Communities must avoid the country’s flood-prone plains. They should also avoid settling around lake basins and other low-lying areas
Recently, countries in East Africa, especially Somalia, Kenya, Uganda and Rwanda, have been taking a battering from unhappy nature.
Unhappy nature has turned a dark eye to East Africa; after what we saw our Southern African people endure in 2019. Severe storms brought many Southern Africa countries to their knees. And floods rendered villages and cities inhabitable.
The humanitarian state of the countries there was difficult. Emergency response was only possible by helicopters that hovered over stranded people to provide help. As is always the case, the developing countries remain the most eligible candidates for vulnerability in such circumstances. And here in Uganda, we have seen in the recent past, how residents continue to be submerged in big volumes of water; which either spills over from the lake and rivers that receive too much rains, and force their banks to give way.
We have seen how floods have caused damage to expensive government and private infrastructure and installations. Roads and bridges were washed away. Hospitals and homes were destroyed. People lost their lives in the process and their settlements have been washed downstream.
And their livelihoods have been completely shattered. Some people have to start all over again. In our part of the world, running water after heavy storm now fails to find its natural drainage course, and so therefore, now prefers to rush into peoples' houses. If ever we were not heeding to calls, to take the environment seriously, recent flooding has pulled our ears.
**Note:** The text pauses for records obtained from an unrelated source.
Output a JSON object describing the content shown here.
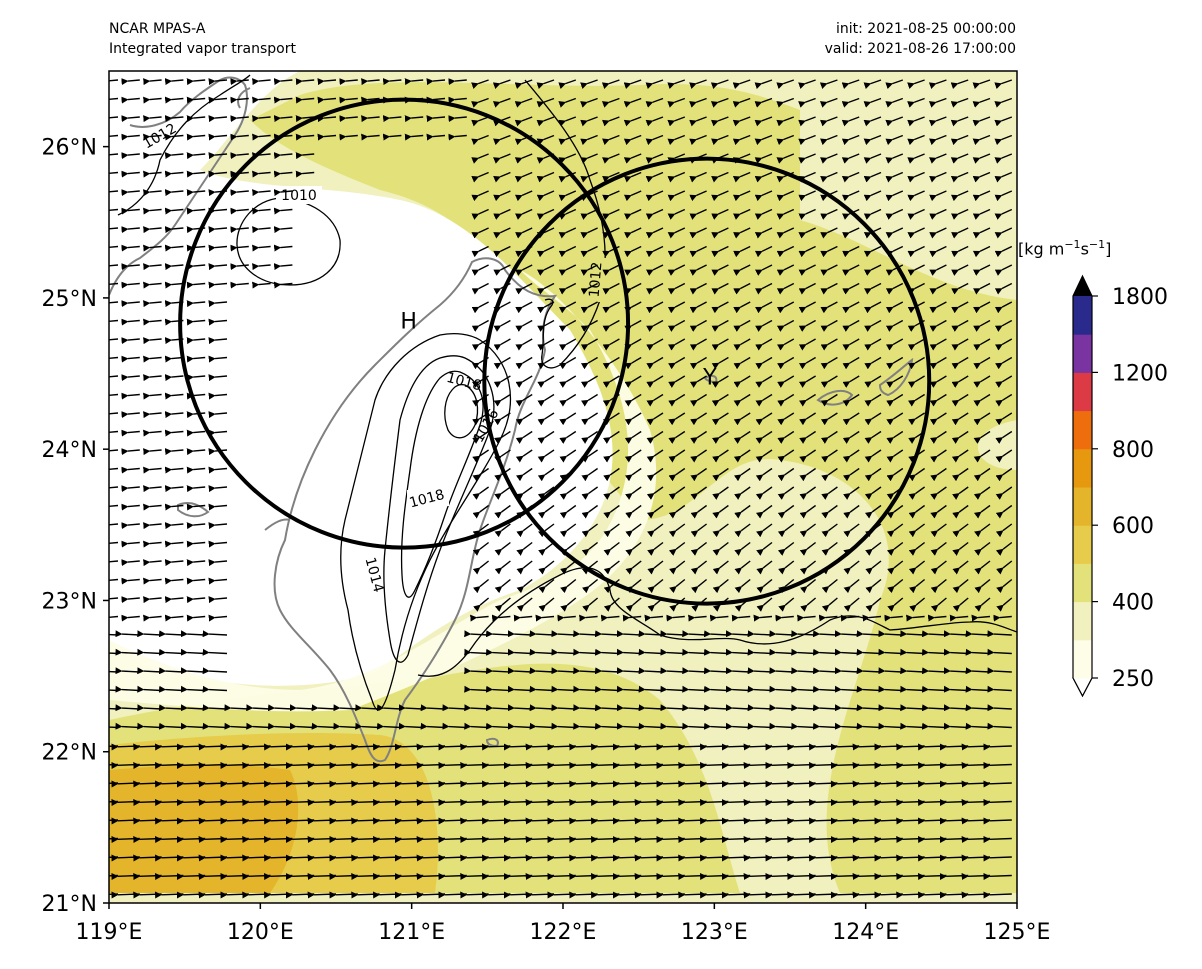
{
  "header": {
    "model": "NCAR MPAS-A",
    "field": "Integrated vapor transport",
    "init": "init: 2021-08-25 00:00:00",
    "valid": "valid: 2021-08-26 17:00:00"
  },
  "map": {
    "lon_range": [
      119,
      125
    ],
    "lat_range": [
      21,
      26.5
    ],
    "lon_ticks": [
      "119°E",
      "120°E",
      "121°E",
      "122°E",
      "123°E",
      "124°E",
      "125°E"
    ],
    "lat_ticks": [
      "21°N",
      "22°N",
      "23°N",
      "24°N",
      "25°N",
      "26°N"
    ],
    "markers": [
      {
        "label": "H",
        "lon": 120.98,
        "lat": 24.85
      },
      {
        "label": "Y",
        "lon": 122.97,
        "lat": 24.48
      }
    ],
    "circles": [
      {
        "center_lon": 120.95,
        "center_lat": 24.83,
        "radius_deg": 1.48
      },
      {
        "center_lon": 122.95,
        "center_lat": 24.45,
        "radius_deg": 1.47
      }
    ],
    "pressure_contour_labels": [
      "1010",
      "1012",
      "1012",
      "1014",
      "1016",
      "1018",
      "1018",
      "1016"
    ]
  },
  "colorbar": {
    "unit_prefix": "[kg m",
    "unit_exp1": "−1",
    "unit_mid": "s",
    "unit_exp2": "−1",
    "unit_suffix": "]",
    "tick_labels": [
      "250",
      "400",
      "600",
      "800",
      "1200",
      "1800"
    ],
    "colors": [
      "#fdfde8",
      "#f1f1c0",
      "#e3e27a",
      "#e6cc4a",
      "#e4b42a",
      "#e6980e",
      "#ee6e0e",
      "#dc3a44",
      "#7a34a2",
      "#2a2a8c"
    ],
    "over_color": "#000000"
  },
  "colors": {
    "ivt_250": "#fdfde8",
    "ivt_300": "#f1f1c0",
    "ivt_400": "#e3e27a",
    "ivt_500": "#e6cc4a",
    "ivt_550": "#e4b42a",
    "coastline": "#808080",
    "contour": "#000000"
  }
}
Now we are going to follow warning signals painfully. A bad way to learn our lessons! So, floods now earn a place among the top devastating natural disasters, not only in sub-Saharan Africa but around the world — the Asians and South Americans will testify. It is a challenge for which we need solutions very quickly. We know that human activities; filling wetlands and low-lying plains, in the name of development have blocked the natural water courses. And also putting up settlements in areas that are not suitable for human settlement, partly explains why excess waters must now get its way to our homes. The impact, as we found out recently has not been very good.
We must improve on the existing mitigations because they are now not adequate. Information is being disseminated widely; on early warning systems; through; radio, TV and newspapers, before the start of rains and when serious dry conditions are expected. So that communities can plan to act at the right time, and be able to stay safe from these weather hazards. The message reaches. Communities have painfully obeyed weather-risk communication. Yet still face devastation as happening now-a-days. That is why more must be done.
On top of information that is issued from time to time, communities must actively participate in ensuring their safety from floods. Communities must avoid the country's flood-prone plains and not settle around lake basins and other low-lying areas. We all know that the best place to build settlements is above the low-lying grounds, not low-lying plains, where a majority of our people build, usually with technology that is not resilient.
Our disaster management experts must come in. Map out and publish all the ‘red' zones and the best locations for communities to settle in. So they can avoid committing resources in places not worth settling in. Otherwise, the cost of not doing enough is going to escalate the extent of human suffering. And will raise humanitarian response costs, which should be put in solving other needs. Therefore, we need the experts to continue engaging communities to move away from wetlands and settle in high-rise land. Building on a high ground is the best mitigation to flooding.